A great example of this is the steam engine, which became a foundational technology during the Industrial Revolution. The steam engine was a pervasive technology because it was adopted in pretty much every sector of the market. The steam engine was used to replace horse and man-power in factories to speed up production times while reducing their costs, as well as to propel ships across the water to speed up deliveries and create a new, wider-reaching scope for businesses as the transportation of people and goods drastically changed. The steam engine was continuously innovated to more efficiently capture the energy that it produced and was easily innovated upon to fit the purposes of many businesses.

As the steam engine was being implemented across the manufacturing world, companies began to realize that they needed less strength from individual workers to run plants. This caused employers to begin hiring more and more children, as to avoid the higher wage demands of adults. However, as time progressed, the cruelty of child labor came to the forefront and opened the door to modern child labor laws, widespread pursuit of education, as well as minimum wage laws to ensure living standards.

How do you identify GPTs?

Identifying GPTs is a difficult task, but can be found by diving deep into your favorite sectors and industries, monitoring acquisitions, and identifying the technologies that companies and/or analysts are touting as the future.
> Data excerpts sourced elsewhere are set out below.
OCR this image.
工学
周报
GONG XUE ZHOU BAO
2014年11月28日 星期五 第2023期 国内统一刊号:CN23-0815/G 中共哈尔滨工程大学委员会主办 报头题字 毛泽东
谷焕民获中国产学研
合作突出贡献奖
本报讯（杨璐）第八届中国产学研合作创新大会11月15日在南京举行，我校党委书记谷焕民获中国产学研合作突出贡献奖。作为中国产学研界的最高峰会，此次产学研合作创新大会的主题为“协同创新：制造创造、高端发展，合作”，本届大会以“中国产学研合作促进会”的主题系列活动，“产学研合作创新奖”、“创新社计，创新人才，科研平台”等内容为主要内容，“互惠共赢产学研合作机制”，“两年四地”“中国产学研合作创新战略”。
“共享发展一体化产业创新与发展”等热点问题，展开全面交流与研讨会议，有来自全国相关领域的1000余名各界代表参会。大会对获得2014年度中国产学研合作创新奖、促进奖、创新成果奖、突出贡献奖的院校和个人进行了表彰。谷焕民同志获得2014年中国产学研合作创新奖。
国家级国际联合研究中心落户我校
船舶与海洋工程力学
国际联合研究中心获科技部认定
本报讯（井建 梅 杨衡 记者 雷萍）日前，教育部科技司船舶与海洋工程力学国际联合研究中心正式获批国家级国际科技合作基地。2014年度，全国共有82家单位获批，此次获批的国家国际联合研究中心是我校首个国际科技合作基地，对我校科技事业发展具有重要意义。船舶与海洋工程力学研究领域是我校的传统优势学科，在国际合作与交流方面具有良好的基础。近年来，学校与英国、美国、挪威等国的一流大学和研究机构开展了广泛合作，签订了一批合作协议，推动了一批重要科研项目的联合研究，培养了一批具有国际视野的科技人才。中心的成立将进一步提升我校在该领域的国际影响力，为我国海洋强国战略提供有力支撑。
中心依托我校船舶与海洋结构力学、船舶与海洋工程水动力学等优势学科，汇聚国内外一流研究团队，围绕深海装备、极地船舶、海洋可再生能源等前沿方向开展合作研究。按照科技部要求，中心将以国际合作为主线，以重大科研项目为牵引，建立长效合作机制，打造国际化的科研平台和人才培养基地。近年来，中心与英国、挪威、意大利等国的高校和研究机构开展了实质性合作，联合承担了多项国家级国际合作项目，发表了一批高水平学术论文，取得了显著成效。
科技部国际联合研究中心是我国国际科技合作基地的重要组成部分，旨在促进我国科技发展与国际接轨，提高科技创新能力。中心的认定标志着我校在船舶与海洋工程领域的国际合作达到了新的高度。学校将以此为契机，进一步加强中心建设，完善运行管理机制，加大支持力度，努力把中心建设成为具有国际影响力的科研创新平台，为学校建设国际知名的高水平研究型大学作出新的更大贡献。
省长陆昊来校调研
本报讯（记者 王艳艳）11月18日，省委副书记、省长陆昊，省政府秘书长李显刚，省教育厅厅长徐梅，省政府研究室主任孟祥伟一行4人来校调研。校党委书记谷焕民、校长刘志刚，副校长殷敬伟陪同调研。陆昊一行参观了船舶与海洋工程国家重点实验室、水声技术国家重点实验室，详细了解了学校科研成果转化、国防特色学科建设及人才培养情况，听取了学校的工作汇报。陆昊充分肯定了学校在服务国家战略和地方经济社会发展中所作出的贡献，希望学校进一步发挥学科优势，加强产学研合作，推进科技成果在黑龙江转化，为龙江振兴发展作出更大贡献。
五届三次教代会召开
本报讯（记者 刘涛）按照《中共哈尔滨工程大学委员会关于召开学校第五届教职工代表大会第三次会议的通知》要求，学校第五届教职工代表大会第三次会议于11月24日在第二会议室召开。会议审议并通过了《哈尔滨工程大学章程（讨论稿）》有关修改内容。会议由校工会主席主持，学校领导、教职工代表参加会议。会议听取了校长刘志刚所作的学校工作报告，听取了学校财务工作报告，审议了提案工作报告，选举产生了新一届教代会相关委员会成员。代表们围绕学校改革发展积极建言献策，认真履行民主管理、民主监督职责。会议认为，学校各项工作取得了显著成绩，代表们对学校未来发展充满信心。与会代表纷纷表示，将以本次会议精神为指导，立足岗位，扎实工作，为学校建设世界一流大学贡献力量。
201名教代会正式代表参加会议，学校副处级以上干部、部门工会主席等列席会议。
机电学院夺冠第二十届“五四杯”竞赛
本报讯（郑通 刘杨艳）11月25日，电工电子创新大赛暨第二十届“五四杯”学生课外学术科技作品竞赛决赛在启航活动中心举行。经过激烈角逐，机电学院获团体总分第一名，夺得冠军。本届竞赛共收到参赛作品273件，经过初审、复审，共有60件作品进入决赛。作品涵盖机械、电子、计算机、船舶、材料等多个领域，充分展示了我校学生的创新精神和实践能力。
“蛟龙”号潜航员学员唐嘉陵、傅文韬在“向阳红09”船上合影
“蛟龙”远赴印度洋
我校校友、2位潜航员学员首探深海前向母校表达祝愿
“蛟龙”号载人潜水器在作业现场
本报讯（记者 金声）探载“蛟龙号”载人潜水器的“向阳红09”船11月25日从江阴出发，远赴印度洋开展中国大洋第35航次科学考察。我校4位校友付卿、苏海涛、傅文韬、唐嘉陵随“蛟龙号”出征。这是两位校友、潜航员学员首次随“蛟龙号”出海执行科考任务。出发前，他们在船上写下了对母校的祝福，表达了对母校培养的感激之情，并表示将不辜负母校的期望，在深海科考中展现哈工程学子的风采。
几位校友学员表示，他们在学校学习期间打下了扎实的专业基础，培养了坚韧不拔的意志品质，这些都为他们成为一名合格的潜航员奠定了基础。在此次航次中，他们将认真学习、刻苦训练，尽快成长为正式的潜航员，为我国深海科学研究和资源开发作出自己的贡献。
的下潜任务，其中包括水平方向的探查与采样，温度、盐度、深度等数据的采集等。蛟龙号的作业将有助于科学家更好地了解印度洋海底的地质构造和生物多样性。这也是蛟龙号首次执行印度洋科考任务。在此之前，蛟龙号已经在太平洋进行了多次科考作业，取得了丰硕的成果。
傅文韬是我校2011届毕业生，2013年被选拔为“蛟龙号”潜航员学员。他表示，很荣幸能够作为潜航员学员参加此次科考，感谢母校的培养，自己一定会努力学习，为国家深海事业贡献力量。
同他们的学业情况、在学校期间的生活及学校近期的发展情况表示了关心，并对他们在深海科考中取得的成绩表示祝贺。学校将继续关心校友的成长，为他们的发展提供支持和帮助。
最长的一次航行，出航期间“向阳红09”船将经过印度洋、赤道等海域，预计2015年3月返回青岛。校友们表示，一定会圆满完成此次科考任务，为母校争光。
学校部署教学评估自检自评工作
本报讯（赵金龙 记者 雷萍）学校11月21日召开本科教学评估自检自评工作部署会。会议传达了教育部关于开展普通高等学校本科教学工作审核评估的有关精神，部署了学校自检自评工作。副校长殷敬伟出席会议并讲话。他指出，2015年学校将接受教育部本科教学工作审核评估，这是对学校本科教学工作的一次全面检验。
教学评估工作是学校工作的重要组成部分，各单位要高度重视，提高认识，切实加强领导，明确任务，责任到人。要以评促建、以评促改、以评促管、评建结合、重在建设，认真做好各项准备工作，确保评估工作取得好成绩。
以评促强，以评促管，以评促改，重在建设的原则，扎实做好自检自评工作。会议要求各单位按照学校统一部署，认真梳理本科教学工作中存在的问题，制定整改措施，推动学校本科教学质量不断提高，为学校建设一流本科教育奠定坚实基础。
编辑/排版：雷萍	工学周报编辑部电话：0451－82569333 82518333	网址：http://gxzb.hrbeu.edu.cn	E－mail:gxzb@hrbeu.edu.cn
GPTs are often kept secret by to prevent ideas from being prematurely stolen by a competitor. This makes it difficult to know if a technology is still just a sci-fi dream, or if the conditions have been met for AI and Robotics, for example, to usher in a radically new dining, shopping, working, and living experiences.

With that said, GPTs really can only be found by keeping an open-yet-skeptical mind while researching your next move. You must be open to the fact that the world will change, yet skeptical towards any individual technology that claims to be that agent of change. There are thousands of technologies that get promoted as the future, but very few ever reach the level of impact needed to become true GPTs. This doesn’t mean the technology had no impact nor that it would have been a bad investment, but it does mean that the technology didn’t insert itself into the foundation of the economy and will eventually be rendered obsolete.

But how do you invest in a technology…?

So obviously, one can invest in a technology by investing in the companies that make it. Any company doing business in the GPT should gain from the technology’s demand growth, however this will not be distributed equally.

The larger the company is leading into a decision to invest in developing the GPT, the smaller the piece of the pie the GPT occupies. This makes your ROI lower in those companies, at least initially, than when compared to a small company whose only line of business is in the GPT.

When investing in GPTs, you’ll want to balance your investments in small and large companies to capture the growth of the technology, rather than of individual stocks. This is because the small companies that become tomorrow’s S&P 500 carry a lot of risk because only a handful of them ever end up lasting long-term. The larger companies are important hedges because as the technology becomes more and more cost-effective, they maintain the ability to increase their investments into the GPT even while acquiring some of their promising competitors.

With this balance in mind, investing in GPTs can be made infinitely simpler by exploring related mutual or Exchange Traded Funds (ETFs) like those from ARK or elsewhere. These funds are managed by highly trained analysts who handle the balance between the high ROI small companies and the large companies with a high likelihood of still being a company a decade from now. They also tend to be highly specialized in the technology they are covering, giving them a better base to make investment decisions on an unproven technology than most other people.

While investing in new technologies is risky and difficult, it can result in higher high returns when done right. By scouring the market for GPTs, we can identify future winners easier than if we left the criteria open-ended because these technologies don’t just change the game momentarily, but rather have an inherent ability to be continuously innovated.